OpenTelemetry GenAI semantic conventions trace example — OpenTelemetry GenAI conventions standardize the span attributes across observability vendors.

Designing the trace hierarchy

A common mistake is recording each LLM call as a flat event. However, real applications are chains: retrieve, rerank, generate, validate, possibly retry. Therefore, your trace must mirror that structure with nested spans, each carrying its own latency, cost, and metadata.

The hierarchy I recommend has four levels. First, a session span covering the user’s conversation. Second, a request span per user message. Third, chain spans for retrieval, generation, and validation. Fourth, leaf spans per provider call. Furthermore, attach the prompt version ID and model version to every leaf, so regressions are pinpointable in a single query.

Evaluation pipelines that catch regressions

Logging is necessary but insufficient. You also need automated evaluations running against curated datasets every time a prompt changes. Specifically, I run three eval categories on every prompt PR: deterministic checks like JSON validity, model-graded checks like grounding and helpfulness, and golden-set regression checks against 200 historical traces.

Langfuse handles this natively with its dataset and experiments features. Conversely, with Helicone you typically pair it with a separate eval framework like Promptfoo or Inspect. For background on the broader system context, see my Spring AI RAG production guide and structured output patterns.

Cost attribution and budget enforcement

Both tools track cost, but the depth differs. Helicone’s strength is real-time per-user cost dashboards and built-in rate limiters that throttle abusive accounts before they blow the budget. Meanwhile, Langfuse excels at cost-per-feature breakdowns when you tag traces with feature flags, which is invaluable for product-led growth analysis.

In practice, I run Helicone as the proxy for cost guardrails and rate limiting, and Langfuse for deep tracing and evaluation. Consequently, the two systems coexist: Helicone catches the runaway loop in real time, and Langfuse explains why it happened the next morning. Notably, both tools support the OpenTelemetry GenAI conventions, so duplicate ingestion is a config flag away.

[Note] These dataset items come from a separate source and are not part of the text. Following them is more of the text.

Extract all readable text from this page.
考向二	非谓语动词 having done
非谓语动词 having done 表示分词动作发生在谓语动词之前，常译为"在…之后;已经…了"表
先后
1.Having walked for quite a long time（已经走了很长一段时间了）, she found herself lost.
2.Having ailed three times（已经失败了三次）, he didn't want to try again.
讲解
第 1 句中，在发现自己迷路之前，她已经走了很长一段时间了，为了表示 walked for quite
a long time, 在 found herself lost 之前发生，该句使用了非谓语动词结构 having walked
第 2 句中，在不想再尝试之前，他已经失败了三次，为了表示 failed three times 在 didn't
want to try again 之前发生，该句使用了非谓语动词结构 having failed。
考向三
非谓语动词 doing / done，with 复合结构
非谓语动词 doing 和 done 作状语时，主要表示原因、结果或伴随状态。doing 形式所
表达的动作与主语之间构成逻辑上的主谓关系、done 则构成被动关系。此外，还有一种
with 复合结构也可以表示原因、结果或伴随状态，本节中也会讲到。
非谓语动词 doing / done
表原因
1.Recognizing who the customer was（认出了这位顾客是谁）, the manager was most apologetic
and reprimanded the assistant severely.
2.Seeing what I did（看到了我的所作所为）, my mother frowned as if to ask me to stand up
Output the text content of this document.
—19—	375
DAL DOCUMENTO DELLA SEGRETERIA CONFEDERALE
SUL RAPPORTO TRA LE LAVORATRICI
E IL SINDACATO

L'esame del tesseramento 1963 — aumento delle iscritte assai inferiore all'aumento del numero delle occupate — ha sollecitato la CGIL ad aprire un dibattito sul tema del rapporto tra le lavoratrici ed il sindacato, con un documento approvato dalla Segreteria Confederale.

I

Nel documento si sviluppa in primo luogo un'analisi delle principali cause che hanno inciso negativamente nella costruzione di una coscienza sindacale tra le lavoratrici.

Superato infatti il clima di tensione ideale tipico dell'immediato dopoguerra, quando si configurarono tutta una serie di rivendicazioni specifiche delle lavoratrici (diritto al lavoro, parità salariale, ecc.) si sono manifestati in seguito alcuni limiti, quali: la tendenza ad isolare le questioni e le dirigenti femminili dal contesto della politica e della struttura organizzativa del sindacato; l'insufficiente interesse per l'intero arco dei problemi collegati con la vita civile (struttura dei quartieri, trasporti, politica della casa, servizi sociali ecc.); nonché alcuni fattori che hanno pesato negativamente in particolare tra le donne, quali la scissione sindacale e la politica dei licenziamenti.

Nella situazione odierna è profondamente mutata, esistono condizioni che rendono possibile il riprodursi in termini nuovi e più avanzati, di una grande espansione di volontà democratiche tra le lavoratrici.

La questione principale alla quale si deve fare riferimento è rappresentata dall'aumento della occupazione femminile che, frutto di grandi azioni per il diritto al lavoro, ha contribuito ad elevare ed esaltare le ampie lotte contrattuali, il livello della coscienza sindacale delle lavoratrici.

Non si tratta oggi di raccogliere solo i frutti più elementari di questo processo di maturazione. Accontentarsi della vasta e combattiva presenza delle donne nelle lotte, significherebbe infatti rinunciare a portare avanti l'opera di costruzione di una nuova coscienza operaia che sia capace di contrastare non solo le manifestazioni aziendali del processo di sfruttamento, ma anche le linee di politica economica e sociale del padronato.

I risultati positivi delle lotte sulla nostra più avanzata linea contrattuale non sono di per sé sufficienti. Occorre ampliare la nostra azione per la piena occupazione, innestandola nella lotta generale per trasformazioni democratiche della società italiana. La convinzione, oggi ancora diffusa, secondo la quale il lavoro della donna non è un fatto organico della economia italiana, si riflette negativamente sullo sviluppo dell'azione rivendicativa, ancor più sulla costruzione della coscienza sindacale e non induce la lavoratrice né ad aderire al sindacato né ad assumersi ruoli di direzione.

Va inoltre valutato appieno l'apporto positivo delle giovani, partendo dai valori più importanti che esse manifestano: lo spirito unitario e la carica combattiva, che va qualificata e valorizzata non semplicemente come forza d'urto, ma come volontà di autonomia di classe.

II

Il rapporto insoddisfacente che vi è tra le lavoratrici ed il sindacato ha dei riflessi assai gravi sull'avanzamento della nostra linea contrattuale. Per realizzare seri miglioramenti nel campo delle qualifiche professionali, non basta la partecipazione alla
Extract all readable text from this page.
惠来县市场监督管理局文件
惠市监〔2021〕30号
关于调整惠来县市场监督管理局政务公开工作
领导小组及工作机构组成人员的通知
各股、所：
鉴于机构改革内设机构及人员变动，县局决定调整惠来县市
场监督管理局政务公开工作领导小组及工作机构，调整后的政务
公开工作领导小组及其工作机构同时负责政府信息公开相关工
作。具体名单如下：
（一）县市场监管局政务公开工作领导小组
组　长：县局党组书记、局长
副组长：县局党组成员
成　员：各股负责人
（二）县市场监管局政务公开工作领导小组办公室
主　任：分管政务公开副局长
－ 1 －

In conclusion, getting LLM observability Langfuse Helicone right is less about picking a tool and more about deciding what questions you must answer in production. Start with OpenTelemetry instrumentation, choose Helicone for fast cost visibility, layer Langfuse for deep tracing and evaluation, and never ship a prompt change without a regression eval. As a result, your LLM platform becomes debuggable, predictable, and economically sustainable.